Kale Quinoa Salad with Apples and Chickpeas

 This was a Pinterest find from the daily pins and it was very good and healthy. The dressing was pretty acidic but was good to cut through the kale and quinoa. It made quite a bit and I had to eat it for 3 straight meals which wasn't my favorite thing haha. Notes for next time:

  • I got the kale from the garden and it was a little tough and potent tasting since it was old. I should have blanched it before putting in the salad to make it more palatable. 
  • I didn't have currants but used dried cranberries instead. 
  • I topped it was some feta which had some nice contrast. 

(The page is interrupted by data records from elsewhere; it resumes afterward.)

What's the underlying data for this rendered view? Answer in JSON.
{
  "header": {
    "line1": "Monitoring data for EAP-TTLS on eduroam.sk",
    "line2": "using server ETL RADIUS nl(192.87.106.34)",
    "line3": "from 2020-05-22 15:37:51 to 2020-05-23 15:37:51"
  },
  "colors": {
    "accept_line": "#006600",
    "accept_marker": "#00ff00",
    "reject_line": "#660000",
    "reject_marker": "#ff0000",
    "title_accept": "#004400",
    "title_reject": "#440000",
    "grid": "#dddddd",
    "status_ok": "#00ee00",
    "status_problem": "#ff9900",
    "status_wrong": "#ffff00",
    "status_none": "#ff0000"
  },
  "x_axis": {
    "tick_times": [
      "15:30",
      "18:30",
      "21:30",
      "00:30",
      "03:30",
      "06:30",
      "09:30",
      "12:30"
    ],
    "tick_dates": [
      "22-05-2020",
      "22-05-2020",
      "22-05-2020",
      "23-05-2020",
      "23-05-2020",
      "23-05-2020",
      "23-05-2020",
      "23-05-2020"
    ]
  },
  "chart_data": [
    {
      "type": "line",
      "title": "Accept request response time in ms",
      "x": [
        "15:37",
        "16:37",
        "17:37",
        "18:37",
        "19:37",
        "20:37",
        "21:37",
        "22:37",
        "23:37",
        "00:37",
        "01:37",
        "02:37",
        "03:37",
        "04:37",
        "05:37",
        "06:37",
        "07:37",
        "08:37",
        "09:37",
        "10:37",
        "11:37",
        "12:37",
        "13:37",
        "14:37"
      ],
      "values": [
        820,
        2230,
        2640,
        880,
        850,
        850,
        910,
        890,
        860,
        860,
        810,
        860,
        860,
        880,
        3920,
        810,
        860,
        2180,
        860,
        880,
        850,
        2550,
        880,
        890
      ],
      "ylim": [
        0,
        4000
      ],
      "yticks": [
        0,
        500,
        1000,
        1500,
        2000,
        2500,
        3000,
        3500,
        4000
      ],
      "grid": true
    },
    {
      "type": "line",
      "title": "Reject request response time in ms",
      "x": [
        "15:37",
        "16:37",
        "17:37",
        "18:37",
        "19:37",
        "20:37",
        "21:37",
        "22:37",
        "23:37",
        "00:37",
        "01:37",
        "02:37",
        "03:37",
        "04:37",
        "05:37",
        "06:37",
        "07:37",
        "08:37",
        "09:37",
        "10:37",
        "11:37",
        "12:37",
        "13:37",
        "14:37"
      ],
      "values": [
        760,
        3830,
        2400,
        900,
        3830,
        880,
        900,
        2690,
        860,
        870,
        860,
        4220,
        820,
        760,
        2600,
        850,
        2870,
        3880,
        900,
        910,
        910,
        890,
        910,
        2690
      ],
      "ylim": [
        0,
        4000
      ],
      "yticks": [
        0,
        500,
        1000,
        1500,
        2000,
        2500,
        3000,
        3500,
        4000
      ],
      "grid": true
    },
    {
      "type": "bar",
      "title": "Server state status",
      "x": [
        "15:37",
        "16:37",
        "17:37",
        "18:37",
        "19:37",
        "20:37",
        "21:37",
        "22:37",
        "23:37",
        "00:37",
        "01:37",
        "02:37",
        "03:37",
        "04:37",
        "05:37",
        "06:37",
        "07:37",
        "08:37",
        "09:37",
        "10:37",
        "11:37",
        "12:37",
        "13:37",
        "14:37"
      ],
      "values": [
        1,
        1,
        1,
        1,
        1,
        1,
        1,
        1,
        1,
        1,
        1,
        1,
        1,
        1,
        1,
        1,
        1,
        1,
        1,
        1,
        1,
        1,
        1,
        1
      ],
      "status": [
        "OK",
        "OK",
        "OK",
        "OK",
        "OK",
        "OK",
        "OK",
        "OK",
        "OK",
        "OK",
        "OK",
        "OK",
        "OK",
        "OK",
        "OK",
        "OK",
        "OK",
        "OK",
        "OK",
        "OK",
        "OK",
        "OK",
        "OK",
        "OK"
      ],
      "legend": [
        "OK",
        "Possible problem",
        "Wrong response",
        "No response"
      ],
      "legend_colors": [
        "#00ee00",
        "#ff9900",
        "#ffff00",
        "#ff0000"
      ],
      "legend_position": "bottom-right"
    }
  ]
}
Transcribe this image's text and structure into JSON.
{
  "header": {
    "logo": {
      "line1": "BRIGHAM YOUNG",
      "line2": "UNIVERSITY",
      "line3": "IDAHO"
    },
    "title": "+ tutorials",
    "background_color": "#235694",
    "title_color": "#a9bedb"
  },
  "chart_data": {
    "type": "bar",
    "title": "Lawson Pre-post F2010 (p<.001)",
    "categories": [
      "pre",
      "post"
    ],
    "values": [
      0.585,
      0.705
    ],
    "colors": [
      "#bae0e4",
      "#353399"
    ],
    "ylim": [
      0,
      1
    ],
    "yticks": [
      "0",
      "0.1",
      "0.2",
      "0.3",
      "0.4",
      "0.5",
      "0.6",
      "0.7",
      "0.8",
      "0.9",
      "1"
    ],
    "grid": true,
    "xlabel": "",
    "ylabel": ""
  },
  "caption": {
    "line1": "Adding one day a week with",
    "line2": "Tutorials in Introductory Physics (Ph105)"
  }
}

Kale Quinoa Salad with Apples and Chickpeas

Serves: 6-8

Time: 40 minutes

Ingredients:
    3 cups cooked Quinoa ( 1 ¼ cup dry) 
    1 tablespoon fennel seeds
    1 tablespoon coriander seeds
    1 bunch Lacinato Kale, de-stemmed, cut into one inch pieces
    2 teaspoons olive oil
    pinch of salt
    1 bunch flat leaf Italian parsley, rinse and finely chop
    1 large apple, chopped into small bite sized pieces.
    2 scallions, chopped
    1 ½ cups chickpeas, (15 ounce can, drained and rinsed, if using canned)
    ⅓ cup dried currants
    1 ½  teaspoons lemon zest ( about 1 medium lemon)
    
    Vinaigrette
        ⅛ cup lemon juice
        ⅛ cup apple cider vinegar, plus more to taste 
        1 tablespoon honey (sub maple syrup for vegan)
        1 teaspoon miso paste (adds depth, richness & probiotics!) white, red or brown
        ¼ teaspoon smoked paprika
        1 teaspoon salt
        ¼ teaspoon black pepper
        ⅛ cup extra virgin olive oil

Steps:
  1. Get quinoa cooking and cool to room temperate.  (Quinoa can also be made ahead of time and refrigerated until ready to use.)
  2. Make the vinaigrette: whisk all ingredients together, except the oil, in a small bowl, then slowly drizzle in the  olive oil while whisking.
  3. Toast fennel and coriander seeds in a cast iron skillet (or any pan will do) and give them a few stirs until they just start to give off their lovely fragrance, about 30 seconds. Grind with mortar and pestle or spice grinder.
  4. Rinse and pat dry kale leaves and remove ribs and stems. Place in a large bowl and add the 2 teaspoons olive oil and a pinch salt. Rub the salt and oil in the leaves with your hands to tenderize the kale.
  5. Add the cooled quinoa, parsley, apple, scallions, chickpeas, currants, lemon zest and ground spices to the bowl with the kale and toss gently with the vinaigrette.
  6. Taste and adjust salt and vinegar, adding more to taste.
  7. Options for a heartier salad: top with feta and/or toasted walnuts when serving.